Facebook is killing human interaction

Why can’t I be both ‘angry’ and ‘wow’?

A quick glance on Facebook before I begin this assignment.  A debilitating but inescapable thought that pops into my mind every single day.  Three hours later and I’m still scrolling through the never-ending plethora of pictures and posts.

I may be aware of who Naomi – my year 11 classmate – is dating and what Michael Kors themed gift she received for Valentine’s day, but I haven’t really made much progress.  For as long as I can remember this has been a daily routine.  The site is my first port of call when I get anywhere near technology, and you don’t even want to know how many ‘friends’ I’ve got.

But today, marks the beginning of the end.

Screen Shot 2016-02-25 at 22.44.37The beast beating back my adoration and near-dependence on Facebook is the recently introduced ‘Reactions’.  Whereas before a simple click would express a like for what someone has posted.  This has now been replaced by the choice of five emotions – Love, Angry, Sad, Haha and Wow.

The demise of human expression and relations is upon us, signalled by Zuckerberg and his cronies’ attempts to remove the hardship of expressing yourself through words.

Alex’s dog has died – Sad face. Dave has had a new baby – Heart. Sarah has just got a job – Wow

Is it not fantastic whatever situation we have shoved in our faces on the bright little screen in front of our numb, blurry eyes we can answer with just five emotions?  Shouldn’t we be thankful that the efforts of articulation are now a thing of the past?

I say no.


Above, I used the example of Sarah celebrating her new job.  Zuckerberg wants me to click ‘Wow’, Sarah to get a brief, meaningless buzz from receiving a ‘Wow’ face and that be the end of it.  Now you’ll have to indulge me in what is a rather tenuous example, what about if I’m jealous, Sarah is lazy and I do not want her to get a great job.

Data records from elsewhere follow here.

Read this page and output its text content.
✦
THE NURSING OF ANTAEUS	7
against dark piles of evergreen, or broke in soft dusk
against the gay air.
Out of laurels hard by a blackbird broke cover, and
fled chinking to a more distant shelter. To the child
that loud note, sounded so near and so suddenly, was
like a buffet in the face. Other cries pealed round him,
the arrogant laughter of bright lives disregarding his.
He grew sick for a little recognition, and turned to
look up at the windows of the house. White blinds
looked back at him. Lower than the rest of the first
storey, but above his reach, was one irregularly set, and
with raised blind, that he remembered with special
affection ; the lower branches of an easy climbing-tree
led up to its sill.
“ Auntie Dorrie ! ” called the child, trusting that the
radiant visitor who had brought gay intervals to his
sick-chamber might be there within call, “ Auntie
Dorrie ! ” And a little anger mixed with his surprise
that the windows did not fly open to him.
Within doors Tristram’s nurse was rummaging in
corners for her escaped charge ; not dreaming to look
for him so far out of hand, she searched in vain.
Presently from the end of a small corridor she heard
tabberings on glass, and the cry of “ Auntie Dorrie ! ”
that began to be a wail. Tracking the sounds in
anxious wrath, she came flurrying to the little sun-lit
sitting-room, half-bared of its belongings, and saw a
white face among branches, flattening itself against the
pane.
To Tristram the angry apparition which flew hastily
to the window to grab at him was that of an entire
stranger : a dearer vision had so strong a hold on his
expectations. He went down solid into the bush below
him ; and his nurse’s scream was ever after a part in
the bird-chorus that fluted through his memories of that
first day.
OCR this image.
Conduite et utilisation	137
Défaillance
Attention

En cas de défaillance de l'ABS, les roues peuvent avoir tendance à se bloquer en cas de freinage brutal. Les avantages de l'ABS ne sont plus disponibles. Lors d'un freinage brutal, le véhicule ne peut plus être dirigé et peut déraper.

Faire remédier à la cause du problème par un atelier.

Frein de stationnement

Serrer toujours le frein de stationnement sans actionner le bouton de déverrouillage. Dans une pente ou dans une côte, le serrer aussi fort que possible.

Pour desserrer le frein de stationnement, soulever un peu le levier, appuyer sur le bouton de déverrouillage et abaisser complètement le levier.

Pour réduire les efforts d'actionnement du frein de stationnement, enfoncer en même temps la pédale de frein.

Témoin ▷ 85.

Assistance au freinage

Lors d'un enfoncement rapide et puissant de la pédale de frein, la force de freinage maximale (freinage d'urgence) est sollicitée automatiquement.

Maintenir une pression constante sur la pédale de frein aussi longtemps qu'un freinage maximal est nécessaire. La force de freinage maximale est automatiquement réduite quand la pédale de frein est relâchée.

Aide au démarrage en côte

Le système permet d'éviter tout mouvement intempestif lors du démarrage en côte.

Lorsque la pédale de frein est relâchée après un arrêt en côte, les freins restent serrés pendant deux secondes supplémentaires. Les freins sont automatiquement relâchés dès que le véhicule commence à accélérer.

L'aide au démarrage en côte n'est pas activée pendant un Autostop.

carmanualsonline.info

Perhaps my emotions stretch between the ‘Angry’ emotion and the ‘Wow’ one, what to do now?  I can’t click both.  I’ll just have to suppress my own idiosyncrasies, press happy face and gulp down Facebook’s brand of subduing, advertisement-ridden medicine.


In essence, I hope a widespread boycott of Facebook develops and all its efforts to diminish real, human reaction are thwarted.  But let’s be realistic, you are probably reading this only because you stumbled on it upon the very platform I am complaining against.  And after writing this, secretly, I’m hoping to receive a great deal of ‘Wow’ and ‘Love’ emotions, each one giving me a small piece of excitement and gratification.